SpeakingNight
SpeakingNight t1_ja2x77x wrote
Reply to Teach me how to read by prozacnzoloft
Just making sure, do you actually like reading?
Like, have you ever truly loved a book to the point that you want to kiss the cover when you're done? You enjoyed every second of reading it? You're smiling and thinking THAT WAS EPIC!
If you don't enjoy reading, it's ok! It's a hobby like anything else.
If you do enjoy it but struggle and just want to do it more, put your alarm every day for 20 minutes and read for those 20 minutes, no distractions.
You'll see that reading becomes a daily habit that way, and you may even want keep reading after the 20 mins are up!
Bring your book with you when you leave the house too.
In terms of not finishing books often - maybe go for smaller books under 200 pages for a while?
Change up the genre too - a fast-paced horror book feels VERY different than a literary fiction story.
SpeakingNight t1_iugeuqi wrote
Reply to An issue I’ve sadly been experiencing when reading fiction/fantasy more and more with passing time by whocaresfuckthisshit
Some people much prefer non-fiction and to read about the real world, and that's totally fine. No one can police or judge a reading preference.
But since you wrote here, keep this in mind : writing stories is something absolutely beautiful that humans do.
Remember that a human wrote that book, a human wrote that movie or tv script.

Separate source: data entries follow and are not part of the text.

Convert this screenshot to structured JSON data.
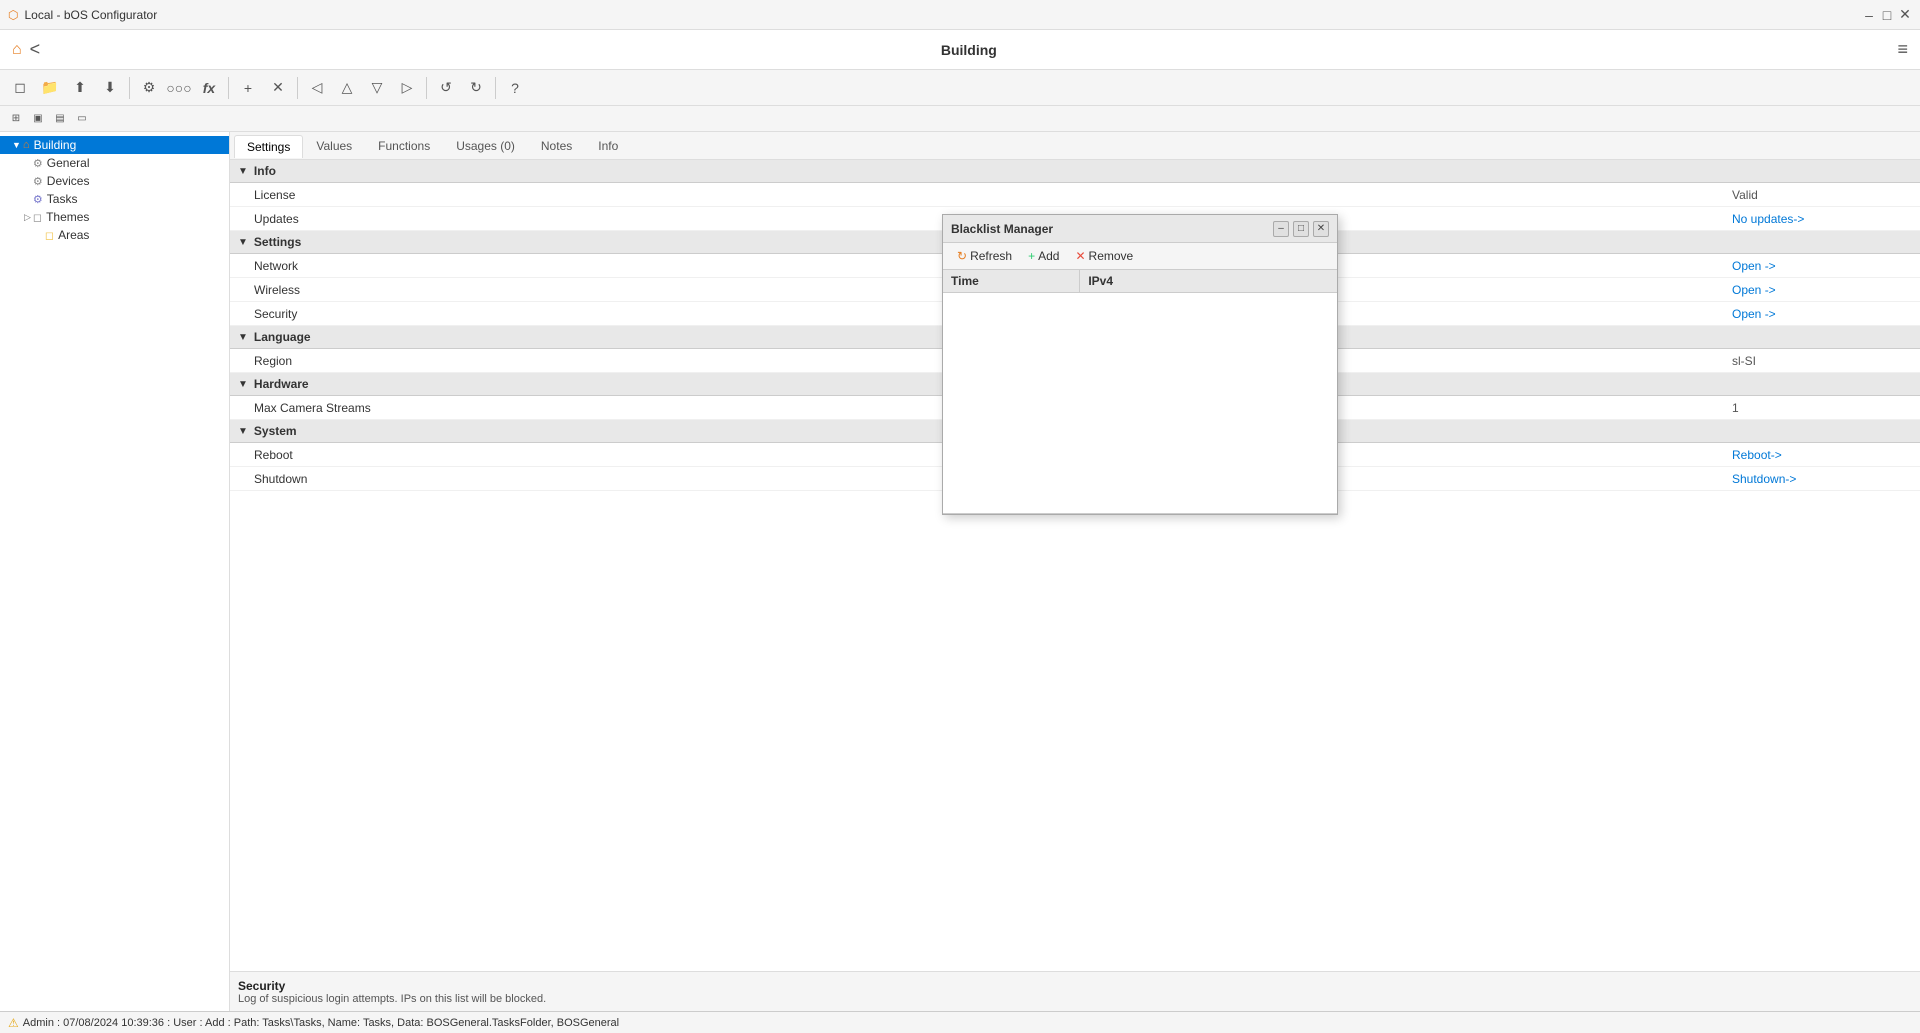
{
  "app": {
    "title": "Local - bOS Configurator",
    "header_title": "Building"
  },
  "titlebar": {
    "title": "Local - bOS Configurator",
    "minimize": "–",
    "maximize": "□",
    "close": "✕"
  },
  "toolbar": {
    "buttons": [
      "🏠",
      "◻",
      "⬆",
      "⬇",
      "⚙",
      "○○○",
      "fx",
      "+",
      "✕",
      "◁",
      "△",
      "▽",
      "▷",
      "↺",
      "↻",
      "?"
    ]
  },
  "sidebar": {
    "items": [
      {
        "id": "building",
        "label": "Building",
        "level": 0,
        "icon": "🏠",
        "selected": true,
        "toggle": "▼"
      },
      {
        "id": "general",
        "label": "General",
        "level": 1,
        "icon": "⚙",
        "selected": false,
        "toggle": ""
      },
      {
        "id": "devices",
        "label": "Devices",
        "level": 1,
        "icon": "⚙",
        "selected": false,
        "toggle": ""
      },
      {
        "id": "tasks",
        "label": "Tasks",
        "level": 1,
        "icon": "⚙",
        "selected": false,
        "toggle": ""
      },
      {
        "id": "themes",
        "label": "Themes",
        "level": 1,
        "icon": "◻",
        "selected": false,
        "toggle": "▷"
      },
      {
        "id": "areas",
        "label": "Areas",
        "level": 2,
        "icon": "◻",
        "selected": false,
        "toggle": ""
      }
    ]
  },
  "tabs": [
    {
      "id": "settings",
      "label": "Settings",
      "active": true
    },
    {
      "id": "values",
      "label": "Values",
      "active": false
    },
    {
      "id": "functions",
      "label": "Functions",
      "active": false
    },
    {
      "id": "usages",
      "label": "Usages (0)",
      "active": false
    },
    {
      "id": "notes",
      "label": "Notes",
      "active": false
    },
    {
      "id": "info",
      "label": "Info",
      "active": false
    }
  ],
  "settings": {
    "sections": [
      {
        "id": "info",
        "label": "Info",
        "expanded": true,
        "rows": [
          {
            "label": "License",
            "value": "Valid",
            "type": "text"
          },
          {
            "label": "Updates",
            "value": "No updates->",
            "type": "link"
          }
        ]
      },
      {
        "id": "settings",
        "label": "Settings",
        "expanded": true,
        "rows": [
          {
            "label": "Network",
            "value": "Open ->",
            "type": "link"
          },
          {
            "label": "Wireless",
            "value": "Open ->",
            "type": "link"
          },
          {
            "label": "Security",
            "value": "Open ->",
            "type": "link"
          }
        ]
      },
      {
        "id": "language",
        "label": "Language",
        "expanded": true,
        "rows": [
          {
            "label": "Region",
            "value": "sl-SI",
            "type": "text"
          }
        ]
      },
      {
        "id": "hardware",
        "label": "Hardware",
        "expanded": true,
        "rows": [
          {
            "label": "Max Camera Streams",
            "value": "1",
            "type": "text"
          }
        ]
      },
      {
        "id": "system",
        "label": "System",
        "expanded": true,
        "rows": [
          {
            "label": "Reboot",
            "value": "Reboot->",
            "type": "link"
          },
          {
            "label": "Shutdown",
            "value": "Shutdown->",
            "type": "link"
          }
        ]
      }
    ]
  },
  "security_footer": {
    "title": "Security",
    "description": "Log of suspicious login attempts. IPs on this list will be blocked."
  },
  "statusbar": {
    "warning_icon": "⚠",
    "message": "Admin : 07/08/2024 10:39:36 : User : Add : Path: Tasks\\Tasks, Name: Tasks, Data: BOSGeneral.TasksFolder, BOSGeneral"
  },
  "blacklist_dialog": {
    "title": "Blacklist Manager",
    "minimize": "–",
    "maximize": "□",
    "close": "✕",
    "toolbar": {
      "refresh_icon": "↻",
      "refresh_label": "Refresh",
      "add_icon": "+",
      "add_label": "Add",
      "remove_icon": "✕",
      "remove_label": "Remove"
    },
    "columns": [
      {
        "id": "time",
        "label": "Time"
      },
      {
        "id": "ipv4",
        "label": "IPv4"
      }
    ],
    "rows": []
  }
}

Pouring emotions and showing what it means to be human into someone else's mind is so incredible.
That's why I love reading.Reading makes us more human and more empathetic because of this.

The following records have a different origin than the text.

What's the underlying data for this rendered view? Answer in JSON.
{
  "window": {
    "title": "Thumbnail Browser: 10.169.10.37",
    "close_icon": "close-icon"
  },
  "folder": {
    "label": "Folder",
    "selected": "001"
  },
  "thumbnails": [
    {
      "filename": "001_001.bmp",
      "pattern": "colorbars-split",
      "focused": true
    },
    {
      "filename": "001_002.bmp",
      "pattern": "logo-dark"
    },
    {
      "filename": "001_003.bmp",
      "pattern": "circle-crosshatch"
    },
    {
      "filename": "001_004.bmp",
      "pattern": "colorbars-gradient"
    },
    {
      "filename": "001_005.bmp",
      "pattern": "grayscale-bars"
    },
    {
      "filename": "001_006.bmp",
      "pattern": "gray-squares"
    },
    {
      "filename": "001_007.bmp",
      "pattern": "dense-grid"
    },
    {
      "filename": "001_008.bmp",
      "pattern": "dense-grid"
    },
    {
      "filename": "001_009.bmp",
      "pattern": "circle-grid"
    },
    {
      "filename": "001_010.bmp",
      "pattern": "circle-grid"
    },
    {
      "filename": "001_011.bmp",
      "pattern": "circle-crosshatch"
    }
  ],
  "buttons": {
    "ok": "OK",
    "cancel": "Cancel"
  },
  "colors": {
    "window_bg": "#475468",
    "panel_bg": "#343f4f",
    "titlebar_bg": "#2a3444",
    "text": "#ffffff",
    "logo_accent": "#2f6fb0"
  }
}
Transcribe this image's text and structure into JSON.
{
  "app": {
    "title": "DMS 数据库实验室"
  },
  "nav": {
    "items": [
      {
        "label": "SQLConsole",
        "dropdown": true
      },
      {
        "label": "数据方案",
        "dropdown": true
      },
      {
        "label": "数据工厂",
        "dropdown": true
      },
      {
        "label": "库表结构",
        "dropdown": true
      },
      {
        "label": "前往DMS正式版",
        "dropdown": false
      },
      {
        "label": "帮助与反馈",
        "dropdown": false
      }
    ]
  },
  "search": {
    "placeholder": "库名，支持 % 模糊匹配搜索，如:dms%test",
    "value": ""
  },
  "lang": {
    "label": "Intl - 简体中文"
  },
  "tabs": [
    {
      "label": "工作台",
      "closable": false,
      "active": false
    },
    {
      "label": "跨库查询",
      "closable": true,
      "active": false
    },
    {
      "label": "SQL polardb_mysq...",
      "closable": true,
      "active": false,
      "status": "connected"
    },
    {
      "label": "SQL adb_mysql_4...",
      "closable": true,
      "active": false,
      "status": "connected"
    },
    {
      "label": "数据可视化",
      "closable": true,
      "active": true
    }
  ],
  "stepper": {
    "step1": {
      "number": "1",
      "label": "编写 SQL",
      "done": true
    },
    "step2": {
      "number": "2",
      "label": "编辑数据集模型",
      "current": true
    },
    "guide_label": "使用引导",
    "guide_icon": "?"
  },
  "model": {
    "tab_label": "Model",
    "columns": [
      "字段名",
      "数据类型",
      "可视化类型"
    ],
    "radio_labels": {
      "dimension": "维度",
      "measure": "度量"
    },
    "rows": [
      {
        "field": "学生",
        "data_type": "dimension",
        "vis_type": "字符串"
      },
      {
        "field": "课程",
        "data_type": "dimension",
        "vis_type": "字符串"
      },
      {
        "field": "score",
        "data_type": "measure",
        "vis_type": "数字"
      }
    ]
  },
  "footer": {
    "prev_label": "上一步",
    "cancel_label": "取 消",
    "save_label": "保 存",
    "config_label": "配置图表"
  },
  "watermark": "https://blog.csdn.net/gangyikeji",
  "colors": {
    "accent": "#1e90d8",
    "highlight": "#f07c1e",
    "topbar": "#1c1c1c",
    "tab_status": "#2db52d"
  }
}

By the way, Star Trek has caused so many INTENSE debates (that spanned years) in my family about ethical and moral situations that could never happen on earth. And that's amazing 😅 so even fantasy can make you question your own humanity.

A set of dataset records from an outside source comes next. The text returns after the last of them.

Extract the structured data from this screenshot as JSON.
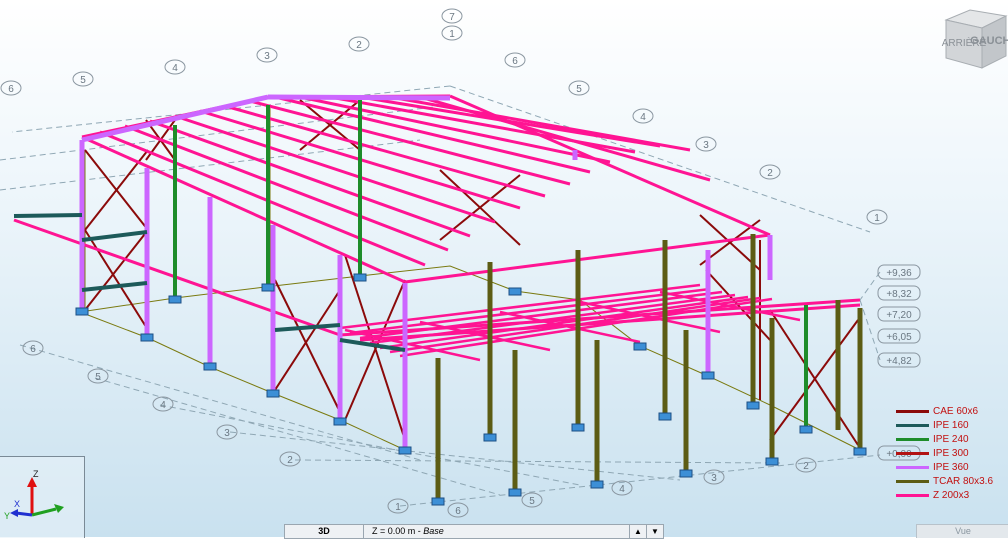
{
  "view": {
    "cube_label": "GAUCHE",
    "cube_back_label": "ARRIÈRE"
  },
  "grid_labels_top": [
    "7",
    "1",
    "2",
    "3",
    "4",
    "5",
    "6"
  ],
  "grid_labels_right": [
    "6",
    "5",
    "4",
    "3",
    "2",
    "1"
  ],
  "grid_labels_left": [
    "6"
  ],
  "grid_labels_front": [
    "6",
    "5",
    "4",
    "3",
    "2",
    "1"
  ],
  "grid_labels_bottom": [
    "6",
    "5",
    "4",
    "3",
    "2"
  ],
  "elevations": [
    "+9,36",
    "+8,32",
    "+7,20",
    "+6,05",
    "+4,82",
    "+0,00"
  ],
  "legend": [
    {
      "label": "CAE 60x6",
      "color": "#8b0a0a"
    },
    {
      "label": "IPE 160",
      "color": "#1d5a5a"
    },
    {
      "label": "IPE 240",
      "color": "#1e8c2a"
    },
    {
      "label": "IPE 300",
      "color": "#b21212"
    },
    {
      "label": "IPE 360",
      "color": "#cc66ff"
    },
    {
      "label": "TCAR 80x3.6",
      "color": "#5c5c14"
    },
    {
      "label": "Z 200x3",
      "color": "#ff1493"
    }
  ],
  "axes": {
    "x": "X",
    "y": "Y",
    "z": "Z"
  },
  "statusbar": {
    "view": "3D",
    "level_prefix": "Z = 0.00 m - ",
    "level_name": "Base"
  },
  "bottom_tab": "Vue"
}
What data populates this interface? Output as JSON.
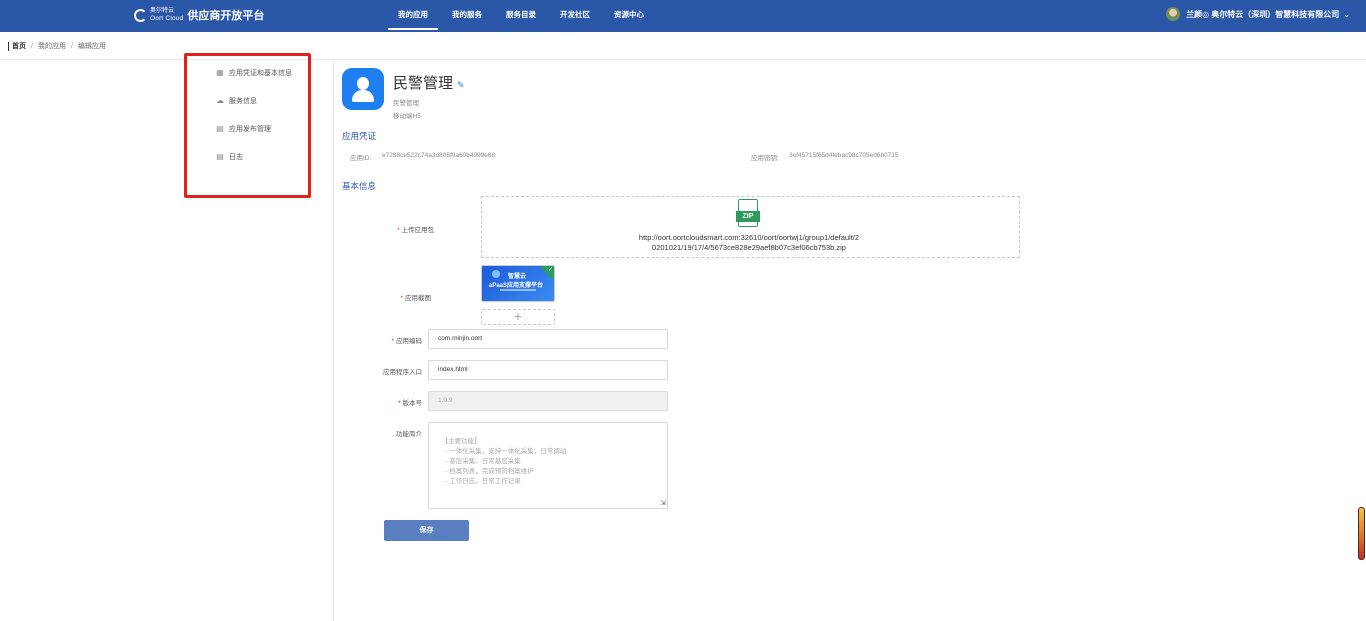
{
  "header": {
    "logo_cn": "奥尔特云",
    "logo_en": "Oort Cloud",
    "platform_title": "供应商开放平台",
    "nav": [
      {
        "label": "我的应用",
        "active": true
      },
      {
        "label": "我的服务",
        "active": false
      },
      {
        "label": "服务目录",
        "active": false
      },
      {
        "label": "开发社区",
        "active": false
      },
      {
        "label": "资源中心",
        "active": false
      }
    ],
    "user_name": "兰颜◎ 奥尔特云（深圳）智慧科技有限公司"
  },
  "breadcrumb": {
    "home": "首页",
    "items": [
      "我的应用",
      "编辑应用"
    ]
  },
  "menu": [
    {
      "icon": "grid-icon",
      "label": "应用凭证和基本信息"
    },
    {
      "icon": "cloud-icon",
      "label": "服务信息"
    },
    {
      "icon": "clipboard-icon",
      "label": "应用发布管理"
    },
    {
      "icon": "clipboard-icon",
      "label": "日志"
    }
  ],
  "app": {
    "name": "民警管理",
    "subtitle": "民警管理",
    "type": "移动端H5"
  },
  "credentials": {
    "title": "应用凭证",
    "app_id_label": "应用ID:",
    "app_id": "e7288ce522c74a3d806f0a60b4999e68",
    "app_secret_label": "应用密钥:",
    "app_secret": "3ef45715f65d4febac98c705ed6b0715"
  },
  "basic": {
    "title": "基本信息",
    "package_label": "上传应用包",
    "package_icon_label": "ZIP",
    "package_url": "http://oort.oortcloudsmart.com:32610/oort/oortwj1/group1/default/20201021/19/17/4/5673ce828e29aef8b07c3ef06cb753b.zip",
    "screenshot_label": "应用截图",
    "screenshot_title": "智慧云",
    "screenshot_subtitle": "aPaaS应用支撑平台",
    "add_symbol": "+",
    "code_label": "应用编码",
    "code_value": "com.minjin.oort",
    "entry_label": "应用程序入口",
    "entry_value": "index.html",
    "version_label": "版本号",
    "version_value": "1.0.9",
    "intro_label": "功能简介",
    "intro_value": "【主要功能】\n    - 一体化采集，支持一体化采集，日常调动\n    - 基层采集，日常基层采集\n    - 档案列表，完成预防档案维护\n    - 工作日志，日常工作记录",
    "save_label": "保存"
  },
  "colors": {
    "header_bg": "#2b57a8",
    "accent": "#2b57a8",
    "highlight_box": "#e0211e",
    "save_button": "#5a7fc0"
  }
}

Enjoy whatever you like reading, fiction or not, but fiction will always have incredible value in my eyes.
SpeakingNight t1_jbuftwq wrote
Reply to (spoilers) I did not like the ending of "Knock at the Cabin" by ModeThis
I was upset by the movie!
Obviously not something to dwell on, but the book had a perfect ambiguous ending where they made a choice to weather the storm together with love, whatever may happen.
It was beautiful.
The movie? Religious nutsos were actually right, the end. I needed something more than just "huh, they were right"
In general I'm okay with creative differences in adaptations, but not with who lives or dies. That's too important to the story.